News

Jemaah Pahami Manasik Haji, Bila Tinggalkan Salah Satu Rukun Haji Dianggap Tidak Sah

Jemaah Pahami Manasik Haji, Bila Tinggalkan Salah Satu Rukun Haji Dianggap Tidak Sah
Rukun haji yang harus dilakukan jemaah selama beribadah di Tanah Suci. (Foto: laman resmi Kementerian Agama)

PASUNDAN EKSPRES - Simak selengkapnya informasi mengenai rukun haji yang harus dilakukan jemaah selama beribadah di Tanah Suci menurut buku Manasik Haji.

Rukun haji adalah rangkaian amalan yang harus dilakukan dalam ibadah haji dan tidak dapat diganti dengan amalan lain, walaupun dengan dam (denda). Jika rukun ini ditinggalkan, maka ibadah haji seseorang tidak sah. 

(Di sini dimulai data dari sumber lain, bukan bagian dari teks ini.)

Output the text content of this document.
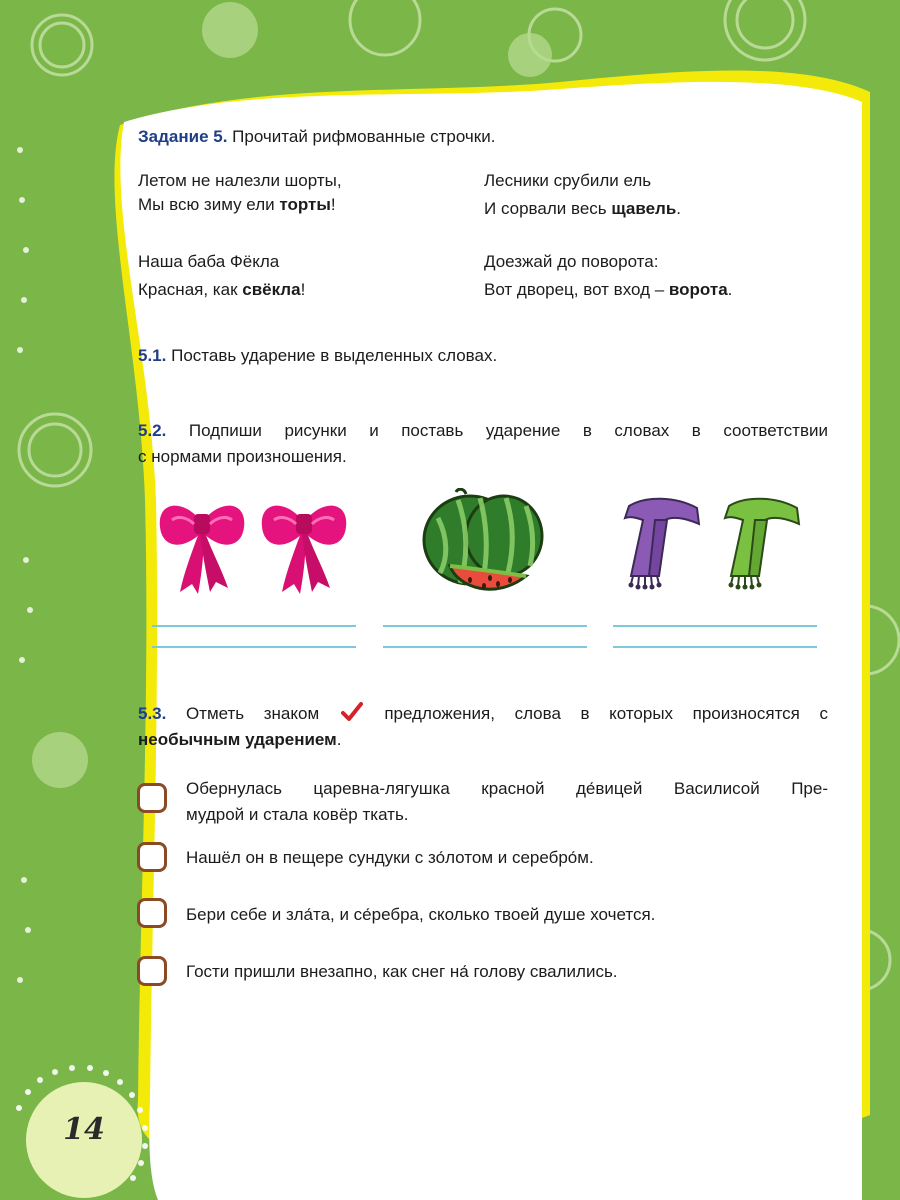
Задание 5. Прочитай рифмованные строчки.
Летом не налезли шорты,
Мы всю зиму ели торты!
Лесники срубили ель
И сорвали весь щавель.
Наша баба Фёкла
Красная, как свёкла!
Доезжай до поворота:
Вот дворец, вот вход – ворота.
5.1. Поставь ударение в выделенных словах.
5.2. Подпиши рисунки и поставь ударение в словах в соответствии
с нормами произношения.
5.3. Отметь знаком	предложения, слова в которых произносятся с
необычным ударением.
Обернулась царевна-лягушка красной де́вицей Василисой Пре-
мудрой и стала ковёр ткать.
Нашёл он в пещере сундуки с зо́лотом и серебро́м.
Бери себе и зла́та, и се́ребра, сколько твоей душе хочется.
Гости пришли внезапно, как снег на́ голову свалились.
14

Rukun haji meliputi, ihram (niat), wukuf di Arafah, tawaf Ifadah, Sa’i, cukur (Tahallul) dan Tertib.

Mengutip dari buku Manasik Haji yang diterbitkan Kementerian Agama, anggota Media Center Kementerian Agama Widi Dwinanda mengatakan, diperlukan syarat, rukun, dan wajib haji bagi seorang muslim yang akan menjalankan ibadah haji.

"Jemaah perlu memiliki pemahaman yang baik tentang syarat, rukun, dan wajib haji, agar ibadah haji yang dilaksanakan sesuai dengan ketentuan syariat," ucap Widi di Jakarta, dilansir dari laman resmi Kementerian Agama, Kamis (13/6).

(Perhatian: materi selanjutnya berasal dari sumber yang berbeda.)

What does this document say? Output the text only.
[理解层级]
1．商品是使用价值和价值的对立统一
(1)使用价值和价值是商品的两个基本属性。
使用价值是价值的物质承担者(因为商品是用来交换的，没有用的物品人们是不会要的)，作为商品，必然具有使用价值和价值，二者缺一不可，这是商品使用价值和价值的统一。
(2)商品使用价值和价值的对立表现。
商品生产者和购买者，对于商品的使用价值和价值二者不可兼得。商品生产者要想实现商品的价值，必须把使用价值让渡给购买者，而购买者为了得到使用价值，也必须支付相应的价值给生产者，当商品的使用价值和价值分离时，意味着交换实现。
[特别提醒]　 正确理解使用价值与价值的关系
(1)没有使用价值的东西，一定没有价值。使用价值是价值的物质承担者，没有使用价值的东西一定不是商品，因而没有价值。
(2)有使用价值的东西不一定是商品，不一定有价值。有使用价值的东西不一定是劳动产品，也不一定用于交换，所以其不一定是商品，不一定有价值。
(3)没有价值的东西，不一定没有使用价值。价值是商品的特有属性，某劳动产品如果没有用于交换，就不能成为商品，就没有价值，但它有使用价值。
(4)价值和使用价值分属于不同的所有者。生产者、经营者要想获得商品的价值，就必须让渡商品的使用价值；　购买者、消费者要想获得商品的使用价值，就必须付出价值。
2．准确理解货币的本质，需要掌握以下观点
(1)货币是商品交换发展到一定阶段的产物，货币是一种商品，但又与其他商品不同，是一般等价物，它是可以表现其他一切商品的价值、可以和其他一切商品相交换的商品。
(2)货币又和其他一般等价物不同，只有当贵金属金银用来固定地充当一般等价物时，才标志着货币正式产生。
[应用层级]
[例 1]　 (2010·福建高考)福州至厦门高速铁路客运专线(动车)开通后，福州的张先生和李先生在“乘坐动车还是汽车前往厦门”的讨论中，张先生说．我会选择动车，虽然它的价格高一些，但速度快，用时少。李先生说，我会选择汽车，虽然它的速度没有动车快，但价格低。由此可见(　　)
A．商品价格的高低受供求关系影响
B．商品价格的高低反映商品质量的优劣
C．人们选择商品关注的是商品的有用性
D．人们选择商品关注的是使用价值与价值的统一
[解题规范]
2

Seseorang yang ingin menunaikan haji, kata Widi, harus memenuhi syarat yaitu Islam, telah Baligh (dewasa), Aqil (berakal sehat), Merdeka (bukan hamba sahaya), dan Istita’ah (mampu).

Sebagai informasi, Istita’ah merupakan seseorang yang mampu melaksanakan ibadah haji ditinjau dari segi jasmani, rohani, ekonomi, keamanan. 

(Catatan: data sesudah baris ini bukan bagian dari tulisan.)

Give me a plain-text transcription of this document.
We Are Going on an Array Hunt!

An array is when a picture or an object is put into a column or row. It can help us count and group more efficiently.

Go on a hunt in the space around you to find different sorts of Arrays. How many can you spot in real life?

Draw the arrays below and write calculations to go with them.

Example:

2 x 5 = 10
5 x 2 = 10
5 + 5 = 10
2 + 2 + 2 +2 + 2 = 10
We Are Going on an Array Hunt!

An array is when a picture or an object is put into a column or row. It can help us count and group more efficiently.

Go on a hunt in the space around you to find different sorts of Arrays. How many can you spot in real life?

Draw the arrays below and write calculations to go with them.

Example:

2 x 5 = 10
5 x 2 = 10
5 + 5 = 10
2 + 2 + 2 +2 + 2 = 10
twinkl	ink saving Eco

Secara jasmani, jemaah harus sehat, kuat, dan sanggup secara fisik melaksanakan ibadah haji.

Dari segi rohani, jemaah mengetahui dan memahami manasik haji, lalu berakal sehat dan memiliki kesiapan mental untuk melaksanakan ibadah haji dengan perjalanan yang jauh.

"Secara ekonomi, jemaah haji mampu membayar biaya perjalanan ibadah haji (Bipih) yang ditentukan oleh pemerintah dan berasal dari usaha/ harta yang halal," tuturnya.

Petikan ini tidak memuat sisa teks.